Ukraine crisis: Donetsk 'declares independence from Kiev’ and sets date for referendum on joining Russia
Russian media reports suggest industrial hub Donetsk could be set to follow in footsteps of Crimea
The eastern Ukrainian city of Donetsk has reportedly declared itself independent from the central government in Kiev and set a date for a referendum on joining Russia, according to local media reports.
The local government building was taken over on Sunday night by pro-Russian activists, and on Monday the Russian news agency Itar Tass reported that “members of the regional legislature” had moved to declare the city and its surrounds the Donetsk People’s Republic.
The Ukrainian prime minister denounced the creation of a separatist state, describing it as part of a Russian plan to invade the east of the country.
Arseniy Yatsenyuk told an emergency meeting of cabinet: “An anti-Ukrainian plan is being put into operation ... under which foreign troops will cross the border and seize the territory of the country.”
He added: “We will not allow this.”
In a series of developments which appear to show Donetsk following in the footsteps of Crimea, men purporting to be politicians at a session of the regional council said they had passed a piece of legislation entitled “An Act on State Sovereignty of the Donetsk People’s Republic”.
In the same session, legislators were also said to have passed a decision in favour of holding a referendum on joining the Russian federation, to be held “no later than 11 May”.
According to Itar Tass, the document sealing its independence will see Donetsk “build its relations in line with international law and on the basis of equality and mutual benefits”.
It added that “the territory of the republic within the recognized borders is indivisible and inviolable”.
The information was relayed to reporters outside by activists, who have barricaded the government buildings in anticipation of attempts by police to retake them.
Donetsk is the administrative centre of Ukraine’s heavily industrialised eastern region, the Donbas. The building of its Regional State Administration was seized last night by protesters chanting “Russia, Russia” and waving Russian flags.
It was not immediately clear how far the protesters had the support of Donetsk's legitimate regional leadership, but Mr Yatsenyuk blamed Russia for “destabilising” the region, referencing the reportedly vast accumulation of Russian troops stationed within 30km (19 miles) of the border.
His comments came as officials said a Russian marine had shot and killed a Ukrainian naval officer in eastern Crimea.
There were fears Donetsk could be following in the footsteps of Crimea, already annexed by the Russian federation In response on Monday afternoon, Russia's foreign ministry issued a statement calling for Kiev to stop blaming Moscow for the ongoing crisis.
“Stop nodding at Russia, blaming all the troubles of today's Ukraine on it,” it read, while also repeating demands for Ukraine to devolve further powers to its various regions.

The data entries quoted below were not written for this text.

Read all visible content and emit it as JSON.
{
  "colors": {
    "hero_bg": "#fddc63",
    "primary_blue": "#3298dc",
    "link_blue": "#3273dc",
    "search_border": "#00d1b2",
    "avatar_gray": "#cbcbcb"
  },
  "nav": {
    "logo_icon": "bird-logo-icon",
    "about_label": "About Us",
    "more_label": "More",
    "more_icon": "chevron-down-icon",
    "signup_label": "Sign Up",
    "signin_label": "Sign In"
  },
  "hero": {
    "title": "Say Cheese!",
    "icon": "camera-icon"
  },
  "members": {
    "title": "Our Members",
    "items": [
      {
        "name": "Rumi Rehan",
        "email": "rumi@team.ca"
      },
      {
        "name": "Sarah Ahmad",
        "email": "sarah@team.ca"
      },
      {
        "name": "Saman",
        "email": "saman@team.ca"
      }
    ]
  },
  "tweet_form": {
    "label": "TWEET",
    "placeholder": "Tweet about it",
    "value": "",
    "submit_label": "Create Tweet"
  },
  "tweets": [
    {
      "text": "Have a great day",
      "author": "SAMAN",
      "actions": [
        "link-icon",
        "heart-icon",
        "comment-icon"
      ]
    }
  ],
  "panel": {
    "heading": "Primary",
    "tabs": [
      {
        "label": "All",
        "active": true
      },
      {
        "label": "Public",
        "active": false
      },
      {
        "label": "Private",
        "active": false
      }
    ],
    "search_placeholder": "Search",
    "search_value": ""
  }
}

Ukraine’s interior ministry said that on Sunday armed gunmen had occupied a security services building in Luhansk, a city some 25km (16 miles) west of Russia.

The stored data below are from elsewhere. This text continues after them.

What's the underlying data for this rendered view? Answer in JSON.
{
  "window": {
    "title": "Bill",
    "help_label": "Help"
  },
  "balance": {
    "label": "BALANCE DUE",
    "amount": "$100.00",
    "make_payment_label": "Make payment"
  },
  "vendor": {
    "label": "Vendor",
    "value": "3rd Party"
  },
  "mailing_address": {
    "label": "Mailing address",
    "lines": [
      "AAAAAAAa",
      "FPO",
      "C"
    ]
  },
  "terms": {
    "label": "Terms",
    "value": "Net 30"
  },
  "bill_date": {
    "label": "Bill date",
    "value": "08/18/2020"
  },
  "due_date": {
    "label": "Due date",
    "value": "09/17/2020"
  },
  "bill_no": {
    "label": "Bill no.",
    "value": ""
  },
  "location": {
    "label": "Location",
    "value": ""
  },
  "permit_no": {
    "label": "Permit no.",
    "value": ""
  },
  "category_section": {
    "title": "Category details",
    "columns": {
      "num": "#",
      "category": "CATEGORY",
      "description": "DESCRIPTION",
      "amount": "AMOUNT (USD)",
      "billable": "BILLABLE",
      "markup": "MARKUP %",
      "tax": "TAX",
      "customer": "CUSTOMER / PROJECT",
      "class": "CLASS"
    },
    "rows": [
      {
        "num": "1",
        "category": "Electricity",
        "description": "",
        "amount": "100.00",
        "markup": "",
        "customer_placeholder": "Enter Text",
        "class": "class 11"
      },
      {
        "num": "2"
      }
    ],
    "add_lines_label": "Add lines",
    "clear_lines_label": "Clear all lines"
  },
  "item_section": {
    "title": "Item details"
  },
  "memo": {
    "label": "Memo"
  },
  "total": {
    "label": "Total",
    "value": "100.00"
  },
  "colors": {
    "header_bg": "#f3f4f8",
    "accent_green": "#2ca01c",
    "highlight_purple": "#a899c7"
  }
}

And the provincial government buildings of Kharkiv, Ukraine’s second-largest city, were reportedly also stormed briefly before being retaken.

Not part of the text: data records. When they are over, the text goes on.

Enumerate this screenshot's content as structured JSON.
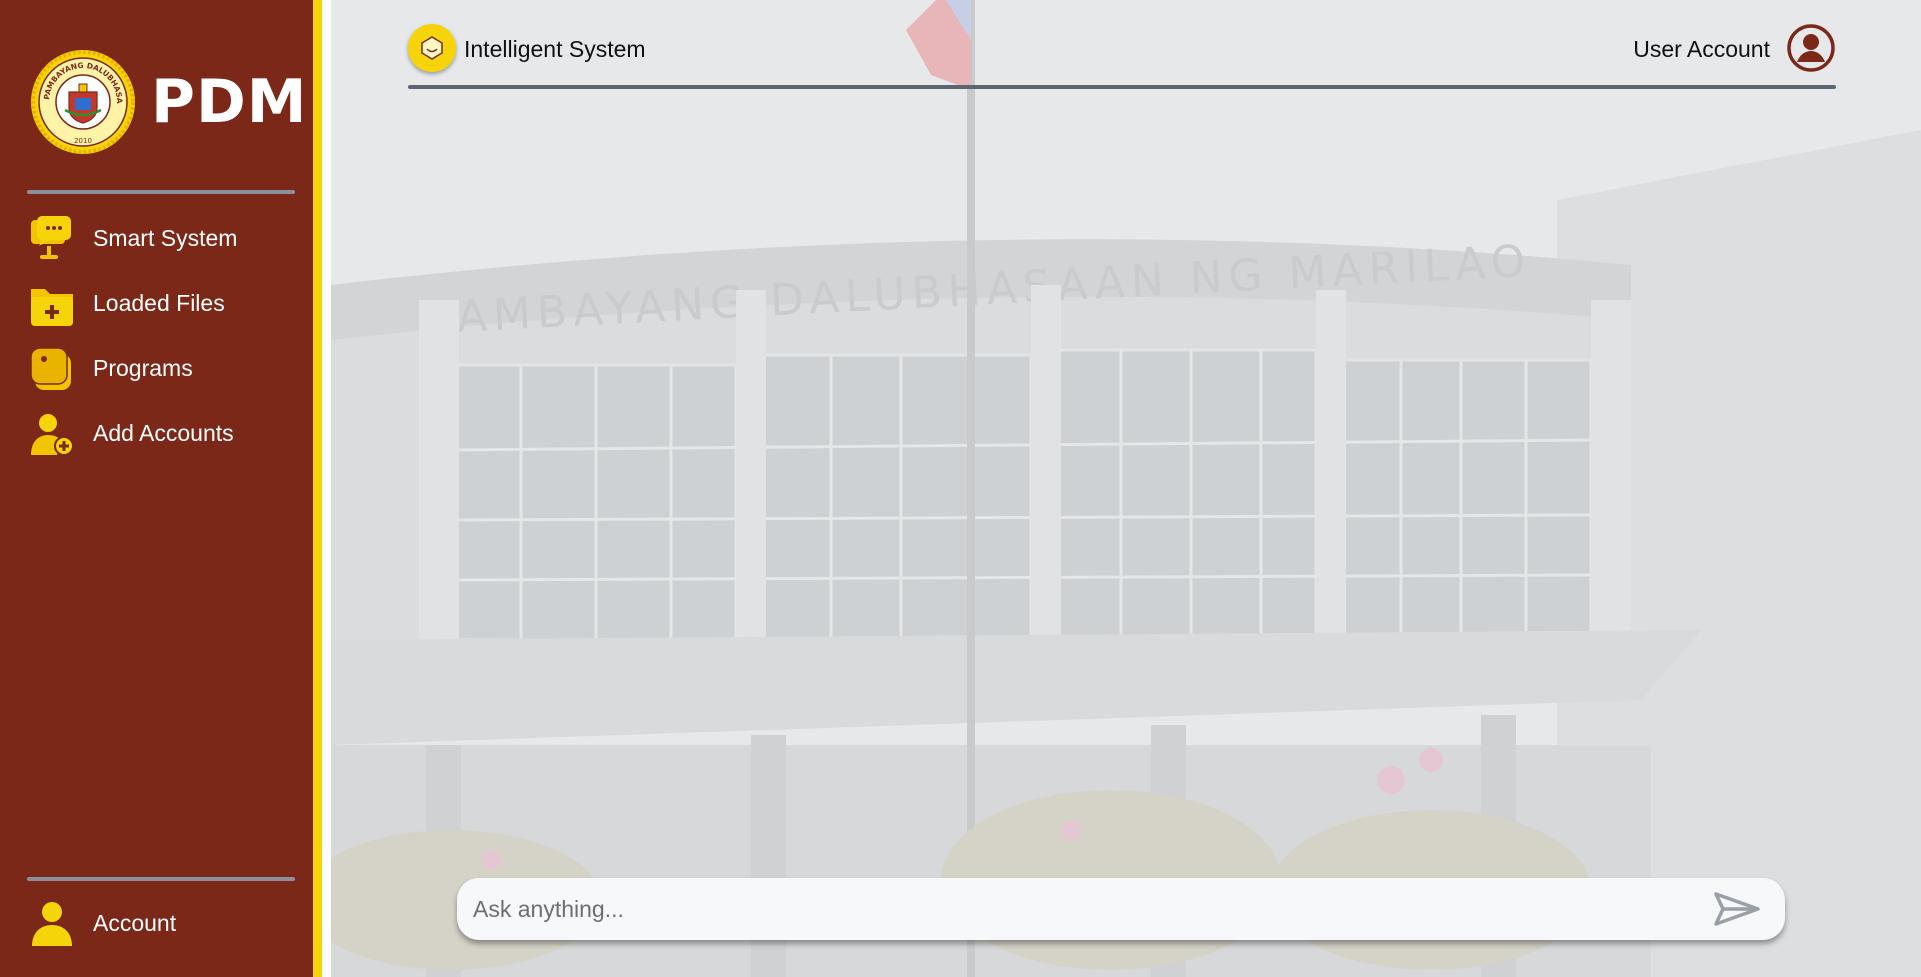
{
  "brand": {
    "name": "PDM",
    "seal_text": "PAMBAYANG DALUBHASAAN NG MARILAO",
    "seal_year": "2010"
  },
  "nav": {
    "items": [
      {
        "label": "Smart System",
        "icon": "chat-monitor-icon"
      },
      {
        "label": "Loaded Files",
        "icon": "folder-plus-icon"
      },
      {
        "label": "Programs",
        "icon": "programs-icon"
      },
      {
        "label": "Add Accounts",
        "icon": "add-user-icon"
      }
    ],
    "account_label": "Account"
  },
  "header": {
    "title": "Intelligent System",
    "user_label": "User Account"
  },
  "background": {
    "building_sign": "PAMBAYANG DALUBHASAAN NG MARILAO"
  },
  "chat": {
    "placeholder": "Ask anything..."
  },
  "colors": {
    "sidebar_bg": "#7c2819",
    "accent_yellow": "#f6d40a",
    "icon_yellow": "#f2c400",
    "divider": "#8d8f9f",
    "header_line": "#5d6573"
  }
}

On Monday, the German government said it was “very worried” about the weekend’s developments across eastern Ukraine.
Chancellor Angela Merkel's spokesman Steffen Seibert said: “The latest developments in Donetsk and in Kharkiv are something which we are all very worried about in the German government.
“We must urgently renew our appeal to all those in positions of responsibility to help stabilise the region and avoid such escalation.”